CORONA DAN NASIB PEDAGANG KECIL
"yur... sayur.... sayur bu..." suara nyaring itu keluar dari seorang perempuan yang berdiri di depan gerbang rumahku sambil membawa wadah plastik besar. "sini masuk bu..." Kupersilakan perempuan itu masuk ke halaman rumahku. "ada sayur apa saja bu?" tanyaku kepadanya. "ada sayur kacang, nangka, tahu, dan cabe bu.." Jawabnya, sambil menurunkan wadah plastik yang dijinjingnya.
"saya beli sayur tahu 1 bungkus dan sayur nangka 1 bungkus ya bu. Jadi berapa semuanya?" ucapku kepada ibu tukang sayur. "ini bu. Semuanya jadi 10 ribu." Ucapnya sambil menyerahkan dua bungkus sayur. "ini bu uangnya." Aku menerima sayurnya sambil menyerahkan uang selembar Rp10.000,00. "Makasih bu." Ucap ibu tukang sayur sambil beranjak pergi.
Aku perhatikan, hampir setiap pagi antara pukul 06.00 s.d. 07.00, ada sekitar lima pedagang keliling yang melewati rumahku.

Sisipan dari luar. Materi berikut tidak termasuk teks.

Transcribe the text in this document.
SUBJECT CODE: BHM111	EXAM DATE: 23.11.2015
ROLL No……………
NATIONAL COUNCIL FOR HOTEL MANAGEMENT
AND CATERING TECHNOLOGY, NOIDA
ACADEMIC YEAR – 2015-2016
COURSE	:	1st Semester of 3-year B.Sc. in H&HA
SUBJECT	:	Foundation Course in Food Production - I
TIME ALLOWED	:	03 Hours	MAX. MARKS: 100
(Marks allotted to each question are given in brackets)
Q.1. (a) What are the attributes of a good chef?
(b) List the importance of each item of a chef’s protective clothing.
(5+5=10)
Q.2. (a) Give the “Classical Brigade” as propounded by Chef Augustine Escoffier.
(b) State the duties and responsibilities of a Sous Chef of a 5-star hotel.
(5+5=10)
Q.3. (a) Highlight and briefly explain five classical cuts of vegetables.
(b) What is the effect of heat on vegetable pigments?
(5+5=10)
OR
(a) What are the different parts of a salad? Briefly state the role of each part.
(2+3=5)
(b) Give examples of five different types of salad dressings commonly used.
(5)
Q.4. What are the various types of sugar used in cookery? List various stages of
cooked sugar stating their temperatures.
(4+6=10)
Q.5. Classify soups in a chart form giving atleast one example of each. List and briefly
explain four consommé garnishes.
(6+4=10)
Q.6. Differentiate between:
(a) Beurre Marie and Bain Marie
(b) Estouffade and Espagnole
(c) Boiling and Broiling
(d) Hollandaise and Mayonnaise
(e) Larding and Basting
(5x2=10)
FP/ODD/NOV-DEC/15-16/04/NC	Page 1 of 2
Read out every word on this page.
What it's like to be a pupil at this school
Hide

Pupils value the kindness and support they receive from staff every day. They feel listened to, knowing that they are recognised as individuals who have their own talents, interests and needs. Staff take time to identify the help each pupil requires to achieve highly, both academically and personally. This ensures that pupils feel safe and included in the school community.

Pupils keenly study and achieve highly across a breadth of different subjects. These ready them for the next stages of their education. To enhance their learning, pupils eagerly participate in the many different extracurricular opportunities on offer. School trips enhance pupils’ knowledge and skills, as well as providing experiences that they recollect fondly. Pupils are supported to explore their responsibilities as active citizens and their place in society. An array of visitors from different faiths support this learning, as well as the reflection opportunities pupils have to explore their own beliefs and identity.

Ada yang dagang gorengan, kue, roti, sayuran, nasi kuning, dan sebagainya. Itu baru di pagi hari. Belum siang dan sore hari, para pedagang keliling itu datang silih berganti.
Kadang aku suka beli dagangan mereka, tapi kadang aku tidak beli. Aku tak mungkin membeli dagangan mereka semuanya, karena disamping aku belum tentu perlu, aku juga harus mengatur keuanganku. Apalagi saat ini, dimana sekolah dan kerja diliburkan, aku harus benar-benar mengelola keuangan keluargaku dengan baik. Bahkan, justru kalau semua anggota keluarga kumpul semuanya, pengeluaran jadi membengkak.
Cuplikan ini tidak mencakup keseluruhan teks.